Release Date: 28th July 2014

To access the original FCA document, click here.

Summary

The Financial Conduct Authority (FCA) has imposed a significant fine of £105 million on Lloyds Bank plc and Bank of Scotland plc, both part of the Lloyds Banking Group, for serious misconduct related to the Special Liquidity Scheme (SLS), the Repo Rate benchmark, and the London Interbank Offered Rate (LIBOR).

Of this fine, £70 million is attributed to their attempts to manipulate the fees payable to the Bank of England for their participation in the SLS. This scheme was a crucial part of the government’s strategy to support UK banks during the financial crisis by allowing them to swap illiquid assets for Treasury bills, thereby enhancing their liquidity. The manipulation involved the Repo Rate benchmark, where Lloyds and Bank of Scotland artificially inflated their submissions. This manipulation aimed to narrow the spread between the Repo Rate and LIBOR, reducing the fees they were required to pay under the SLS, ultimately benefiting at the taxpayer’s expense.

Additionally, the banks engaged in various inappropriate practices concerning LIBOR between May 2006 and June 2009. These included making submissions that considered their profit and loss positions, colluding with Rabobank to influence JPY LIBOR rates, and manipulating GBP and USD LIBOR submissions to avoid negative media attention and perceptions about their financial stability.

The FCA’s investigation revealed that 16 individuals at these firms, including seven managers, were directly involved in or aware of the misconduct relating to LIBOR, with one manager also implicated in the Repo Rate manipulation.

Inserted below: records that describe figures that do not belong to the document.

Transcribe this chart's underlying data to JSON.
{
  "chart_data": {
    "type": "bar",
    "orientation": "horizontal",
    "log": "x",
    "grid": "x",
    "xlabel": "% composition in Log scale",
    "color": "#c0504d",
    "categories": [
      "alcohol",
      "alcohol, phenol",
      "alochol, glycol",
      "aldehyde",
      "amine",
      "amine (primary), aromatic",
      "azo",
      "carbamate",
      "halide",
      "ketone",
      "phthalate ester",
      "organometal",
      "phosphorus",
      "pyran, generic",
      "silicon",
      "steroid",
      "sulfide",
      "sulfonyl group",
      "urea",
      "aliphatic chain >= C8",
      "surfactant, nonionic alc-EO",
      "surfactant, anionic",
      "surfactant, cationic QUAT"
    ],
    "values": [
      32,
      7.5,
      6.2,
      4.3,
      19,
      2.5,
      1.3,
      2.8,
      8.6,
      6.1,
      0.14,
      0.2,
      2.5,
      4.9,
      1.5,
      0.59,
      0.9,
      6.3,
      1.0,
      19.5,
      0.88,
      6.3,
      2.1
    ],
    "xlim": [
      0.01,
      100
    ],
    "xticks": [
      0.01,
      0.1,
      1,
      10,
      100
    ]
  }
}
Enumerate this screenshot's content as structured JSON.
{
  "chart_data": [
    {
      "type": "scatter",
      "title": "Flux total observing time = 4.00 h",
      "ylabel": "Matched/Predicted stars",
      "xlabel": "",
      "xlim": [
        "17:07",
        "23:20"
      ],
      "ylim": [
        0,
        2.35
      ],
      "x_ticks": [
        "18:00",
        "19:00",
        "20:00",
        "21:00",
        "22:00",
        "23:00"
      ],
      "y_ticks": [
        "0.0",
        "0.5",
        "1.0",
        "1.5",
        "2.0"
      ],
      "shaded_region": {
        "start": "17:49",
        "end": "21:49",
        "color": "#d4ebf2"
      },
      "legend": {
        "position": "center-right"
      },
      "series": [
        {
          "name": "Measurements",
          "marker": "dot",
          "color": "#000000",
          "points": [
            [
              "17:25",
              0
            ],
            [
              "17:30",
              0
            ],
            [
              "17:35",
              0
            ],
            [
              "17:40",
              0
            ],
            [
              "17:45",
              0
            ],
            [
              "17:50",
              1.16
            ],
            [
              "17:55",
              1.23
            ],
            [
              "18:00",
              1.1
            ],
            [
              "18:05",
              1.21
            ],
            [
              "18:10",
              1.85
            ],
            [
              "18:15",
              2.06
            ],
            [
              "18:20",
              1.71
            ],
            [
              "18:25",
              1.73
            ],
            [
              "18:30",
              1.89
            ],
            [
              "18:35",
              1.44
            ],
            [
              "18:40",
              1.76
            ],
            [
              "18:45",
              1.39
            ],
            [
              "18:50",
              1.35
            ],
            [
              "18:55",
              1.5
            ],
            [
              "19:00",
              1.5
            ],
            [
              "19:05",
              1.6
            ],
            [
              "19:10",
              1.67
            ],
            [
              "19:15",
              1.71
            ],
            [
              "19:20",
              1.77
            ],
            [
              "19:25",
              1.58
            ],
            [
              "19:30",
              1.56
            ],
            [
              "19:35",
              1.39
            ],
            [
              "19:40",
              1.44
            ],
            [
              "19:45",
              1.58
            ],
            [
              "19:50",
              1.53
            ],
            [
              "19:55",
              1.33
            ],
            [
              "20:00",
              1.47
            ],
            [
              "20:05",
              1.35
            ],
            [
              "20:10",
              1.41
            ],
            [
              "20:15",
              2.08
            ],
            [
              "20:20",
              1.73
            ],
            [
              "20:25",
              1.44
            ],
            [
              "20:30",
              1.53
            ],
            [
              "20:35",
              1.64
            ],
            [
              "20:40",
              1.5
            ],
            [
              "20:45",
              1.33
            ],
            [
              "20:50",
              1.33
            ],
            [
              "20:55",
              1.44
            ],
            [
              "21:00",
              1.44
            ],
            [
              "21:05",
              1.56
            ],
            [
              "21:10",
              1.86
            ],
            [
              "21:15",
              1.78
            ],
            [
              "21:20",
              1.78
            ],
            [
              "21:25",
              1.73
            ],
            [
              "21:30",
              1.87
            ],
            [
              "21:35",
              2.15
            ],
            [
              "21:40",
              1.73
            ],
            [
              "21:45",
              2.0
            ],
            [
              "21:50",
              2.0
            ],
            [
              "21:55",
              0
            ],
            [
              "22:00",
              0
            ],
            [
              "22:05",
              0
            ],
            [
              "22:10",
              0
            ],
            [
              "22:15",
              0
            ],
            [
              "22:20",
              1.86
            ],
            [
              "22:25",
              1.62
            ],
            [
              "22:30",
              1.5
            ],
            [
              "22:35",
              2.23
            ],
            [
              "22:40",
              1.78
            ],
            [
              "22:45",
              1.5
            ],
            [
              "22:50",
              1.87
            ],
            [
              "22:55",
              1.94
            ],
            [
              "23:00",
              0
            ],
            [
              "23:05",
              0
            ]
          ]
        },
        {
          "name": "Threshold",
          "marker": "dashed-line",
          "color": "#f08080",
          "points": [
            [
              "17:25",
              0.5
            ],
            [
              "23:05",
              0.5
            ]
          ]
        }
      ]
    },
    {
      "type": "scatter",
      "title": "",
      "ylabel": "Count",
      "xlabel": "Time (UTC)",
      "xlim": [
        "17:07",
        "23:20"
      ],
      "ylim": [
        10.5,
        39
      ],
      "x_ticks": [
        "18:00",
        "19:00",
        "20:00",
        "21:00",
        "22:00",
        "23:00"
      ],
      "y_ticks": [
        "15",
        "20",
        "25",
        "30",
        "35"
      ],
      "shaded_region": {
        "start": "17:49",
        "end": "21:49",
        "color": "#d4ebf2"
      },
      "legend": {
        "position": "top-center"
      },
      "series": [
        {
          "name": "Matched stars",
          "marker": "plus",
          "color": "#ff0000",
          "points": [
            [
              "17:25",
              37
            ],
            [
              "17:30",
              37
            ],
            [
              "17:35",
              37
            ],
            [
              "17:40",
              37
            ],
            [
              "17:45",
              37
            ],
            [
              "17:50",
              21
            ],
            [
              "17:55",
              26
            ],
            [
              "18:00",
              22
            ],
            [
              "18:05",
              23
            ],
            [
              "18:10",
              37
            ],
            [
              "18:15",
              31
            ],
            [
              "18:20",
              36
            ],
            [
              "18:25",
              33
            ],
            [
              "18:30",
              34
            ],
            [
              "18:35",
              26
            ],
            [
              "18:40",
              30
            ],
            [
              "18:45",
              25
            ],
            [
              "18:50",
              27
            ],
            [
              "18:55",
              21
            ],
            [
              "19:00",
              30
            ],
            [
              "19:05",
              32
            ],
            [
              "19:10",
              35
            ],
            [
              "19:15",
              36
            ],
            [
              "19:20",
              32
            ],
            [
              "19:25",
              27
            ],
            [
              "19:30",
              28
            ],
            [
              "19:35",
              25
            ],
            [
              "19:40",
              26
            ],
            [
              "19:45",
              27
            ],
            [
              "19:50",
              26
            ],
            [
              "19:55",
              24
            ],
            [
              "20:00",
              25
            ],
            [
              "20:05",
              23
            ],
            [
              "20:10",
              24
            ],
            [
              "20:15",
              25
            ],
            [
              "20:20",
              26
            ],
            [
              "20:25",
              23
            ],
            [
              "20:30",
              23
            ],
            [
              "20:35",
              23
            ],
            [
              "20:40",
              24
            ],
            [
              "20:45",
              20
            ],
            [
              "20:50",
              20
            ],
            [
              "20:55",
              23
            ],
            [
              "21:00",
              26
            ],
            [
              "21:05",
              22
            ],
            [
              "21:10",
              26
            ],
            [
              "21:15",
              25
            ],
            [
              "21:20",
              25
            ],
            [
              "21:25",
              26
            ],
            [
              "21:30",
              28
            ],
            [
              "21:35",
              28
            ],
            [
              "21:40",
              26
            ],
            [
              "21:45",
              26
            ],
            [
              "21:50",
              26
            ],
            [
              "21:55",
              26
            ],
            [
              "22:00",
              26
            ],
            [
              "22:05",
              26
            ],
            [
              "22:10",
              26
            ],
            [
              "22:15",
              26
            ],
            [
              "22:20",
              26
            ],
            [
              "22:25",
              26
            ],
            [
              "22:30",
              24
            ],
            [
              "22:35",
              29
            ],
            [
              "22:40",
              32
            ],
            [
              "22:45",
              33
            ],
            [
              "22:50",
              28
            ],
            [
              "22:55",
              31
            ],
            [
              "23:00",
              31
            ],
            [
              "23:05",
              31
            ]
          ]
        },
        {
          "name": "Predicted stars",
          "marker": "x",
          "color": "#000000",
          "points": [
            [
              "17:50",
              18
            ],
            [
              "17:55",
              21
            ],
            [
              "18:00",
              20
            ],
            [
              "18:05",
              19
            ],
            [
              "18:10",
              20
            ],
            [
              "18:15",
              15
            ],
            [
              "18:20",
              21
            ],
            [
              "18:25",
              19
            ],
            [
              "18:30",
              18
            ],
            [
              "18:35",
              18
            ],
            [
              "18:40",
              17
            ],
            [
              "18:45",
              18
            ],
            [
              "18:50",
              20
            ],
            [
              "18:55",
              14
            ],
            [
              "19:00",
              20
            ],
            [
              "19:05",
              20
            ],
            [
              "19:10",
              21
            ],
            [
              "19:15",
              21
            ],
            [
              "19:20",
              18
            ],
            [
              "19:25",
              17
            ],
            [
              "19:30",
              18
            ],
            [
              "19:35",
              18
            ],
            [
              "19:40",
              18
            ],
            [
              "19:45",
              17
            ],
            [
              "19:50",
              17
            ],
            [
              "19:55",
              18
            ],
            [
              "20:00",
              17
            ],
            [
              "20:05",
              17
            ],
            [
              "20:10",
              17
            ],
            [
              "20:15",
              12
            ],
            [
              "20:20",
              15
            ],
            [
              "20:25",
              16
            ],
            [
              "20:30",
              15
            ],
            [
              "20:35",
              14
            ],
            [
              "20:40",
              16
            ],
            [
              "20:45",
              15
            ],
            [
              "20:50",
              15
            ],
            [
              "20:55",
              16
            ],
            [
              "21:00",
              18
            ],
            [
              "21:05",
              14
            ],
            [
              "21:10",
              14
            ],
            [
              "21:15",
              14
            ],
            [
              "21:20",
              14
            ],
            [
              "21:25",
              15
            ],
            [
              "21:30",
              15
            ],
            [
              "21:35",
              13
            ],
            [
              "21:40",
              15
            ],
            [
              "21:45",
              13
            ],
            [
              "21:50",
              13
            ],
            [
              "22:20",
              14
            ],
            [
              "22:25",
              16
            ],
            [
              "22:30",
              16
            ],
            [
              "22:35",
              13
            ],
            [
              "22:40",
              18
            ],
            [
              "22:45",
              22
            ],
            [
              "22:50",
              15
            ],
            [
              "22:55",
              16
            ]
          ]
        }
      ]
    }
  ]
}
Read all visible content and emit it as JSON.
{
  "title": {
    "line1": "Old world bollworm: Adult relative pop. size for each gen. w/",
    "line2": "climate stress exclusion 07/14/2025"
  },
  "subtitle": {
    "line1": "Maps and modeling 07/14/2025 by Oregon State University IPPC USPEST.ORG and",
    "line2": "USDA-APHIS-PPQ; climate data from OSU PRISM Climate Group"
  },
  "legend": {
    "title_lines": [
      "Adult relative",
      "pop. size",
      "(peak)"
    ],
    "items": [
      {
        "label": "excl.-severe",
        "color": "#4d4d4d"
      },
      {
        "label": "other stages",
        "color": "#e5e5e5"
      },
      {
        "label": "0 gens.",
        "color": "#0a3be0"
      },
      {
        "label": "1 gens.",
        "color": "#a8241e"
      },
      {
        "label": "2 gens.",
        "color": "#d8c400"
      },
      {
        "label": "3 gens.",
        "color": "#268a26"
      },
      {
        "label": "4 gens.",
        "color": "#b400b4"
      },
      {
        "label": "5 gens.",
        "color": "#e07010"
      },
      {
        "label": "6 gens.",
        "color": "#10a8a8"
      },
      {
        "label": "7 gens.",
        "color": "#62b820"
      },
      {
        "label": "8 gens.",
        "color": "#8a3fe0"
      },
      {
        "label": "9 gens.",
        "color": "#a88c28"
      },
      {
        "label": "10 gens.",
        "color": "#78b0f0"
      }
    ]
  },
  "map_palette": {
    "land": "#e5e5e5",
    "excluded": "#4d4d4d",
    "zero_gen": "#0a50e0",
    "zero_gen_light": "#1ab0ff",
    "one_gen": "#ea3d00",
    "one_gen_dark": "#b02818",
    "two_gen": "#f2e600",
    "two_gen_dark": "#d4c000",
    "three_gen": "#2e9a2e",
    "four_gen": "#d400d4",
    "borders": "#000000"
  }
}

This case is significant not only because of the financial penalty but also as it reflects broader failings in market conduct and risk management within the firms. These actions breached two fundamental FCA principles aimed at ensuring market integrity and proper conduct. The firms’ early settlement agreement with the FCA qualified them for a 30% discount on the fines, which would have otherwise totalled £150 million.

The FCA’s enforcement action against Lloyds Banking Group is part of a series of actions aimed at addressing misconduct in benchmark settings, following similar penalties imposed on other major banks like Barclays, UBS, and RBS. These cases underline the importance for all financial institutions to adhere strictly to regulatory standards, ensure transparent and fair benchmark submissions, and maintain robust internal controls to prevent and mitigate risks of market abuse. This action is also a reminder that the FCA, in collaboration with international regulators like the US Commodity Futures Trading Commission and the Department of Justice, remains vigilant and committed to upholding integrity in financial markets.